На кой мне его фора?
Я выбираю момент, когда ему не до меня, и, прихватив с собой теплые вещи, лезу в нору. Выбираюсь из своего кокона наружу, на свет Божий. Природа гневно протестует: стужа, ветер, снежная метель… Повернуть назад? Нет уж! Никакими метелями меня не запугаешь. Каждый мой самостоятельный шаг — это шаг в новый мир. Прекрасно! Я иду по пустынной улице мимо холодных домов, под угрюмым светом озябших фонарей, навстречу ветру… Куда? Я задаю себе этот вопрос, как только покидаю свой лаз: куда? Мне кажется, я давно знаю ответ на этот вопрос, знаю, но боюсь произнести его вслух. Потом все–таки произношу: «К Лиле…»
— К Лиле!..
Своим ором я хочу победить вой ветра. И набраться смелости. Разве я чего–то боюсь? Этот маршрут я знаю, как собственную ладошку: много раз я бывал здесь, но всегда под присмотром Артема. Теперь я один. Мне не нужен поводырь. Мне кажется, я не нуждаюсь в его опеке. Я просто уверен в этом. Это я могу дать ему фору! В чем угодно и хоть сейчас!

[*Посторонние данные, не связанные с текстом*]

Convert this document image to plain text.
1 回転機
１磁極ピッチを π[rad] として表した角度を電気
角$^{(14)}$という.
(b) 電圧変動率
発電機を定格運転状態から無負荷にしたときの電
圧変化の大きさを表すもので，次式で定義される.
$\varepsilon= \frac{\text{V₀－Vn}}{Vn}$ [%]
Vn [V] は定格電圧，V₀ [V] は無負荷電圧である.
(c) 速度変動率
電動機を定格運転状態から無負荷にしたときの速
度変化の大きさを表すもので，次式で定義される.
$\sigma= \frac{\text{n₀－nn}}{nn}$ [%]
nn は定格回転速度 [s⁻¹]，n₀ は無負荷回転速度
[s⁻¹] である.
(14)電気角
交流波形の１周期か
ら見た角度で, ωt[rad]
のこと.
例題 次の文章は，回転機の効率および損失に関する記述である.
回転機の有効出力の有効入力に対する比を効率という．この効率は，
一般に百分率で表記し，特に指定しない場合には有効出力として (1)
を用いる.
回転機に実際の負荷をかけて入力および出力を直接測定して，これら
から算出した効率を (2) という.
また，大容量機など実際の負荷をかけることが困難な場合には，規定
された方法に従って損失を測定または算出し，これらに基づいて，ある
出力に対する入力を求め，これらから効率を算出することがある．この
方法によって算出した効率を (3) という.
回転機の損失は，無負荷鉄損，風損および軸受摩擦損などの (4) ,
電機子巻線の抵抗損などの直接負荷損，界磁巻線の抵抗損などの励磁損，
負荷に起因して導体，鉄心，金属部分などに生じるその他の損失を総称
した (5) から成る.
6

— Привет, — произношу я, открывая дверь ключом Артема.
— А, это ты…Ты не улетел?
— Я отказался.
— От чего отказался, от выступления?
— Ага…
Отказываться от своей роли я не собираюсь.
Какая она юная, моя мама. Я никогда еще не видел ее в домашнем халате.
— А что ты скажешь своей жене? Она же узнает.
Разве у Артема есть жена? Я этого не знал.
— Что надо, то и скажу. Пусть узнает.
Не ожидая от меня такого ответа, Лиля смотрит на меня какое–то время с недоумением, затем снова спрашивает:
— Что это ты в куртке? Мороз на дворе.
— Да, — говорю я, — мороз жуткий, винца бы…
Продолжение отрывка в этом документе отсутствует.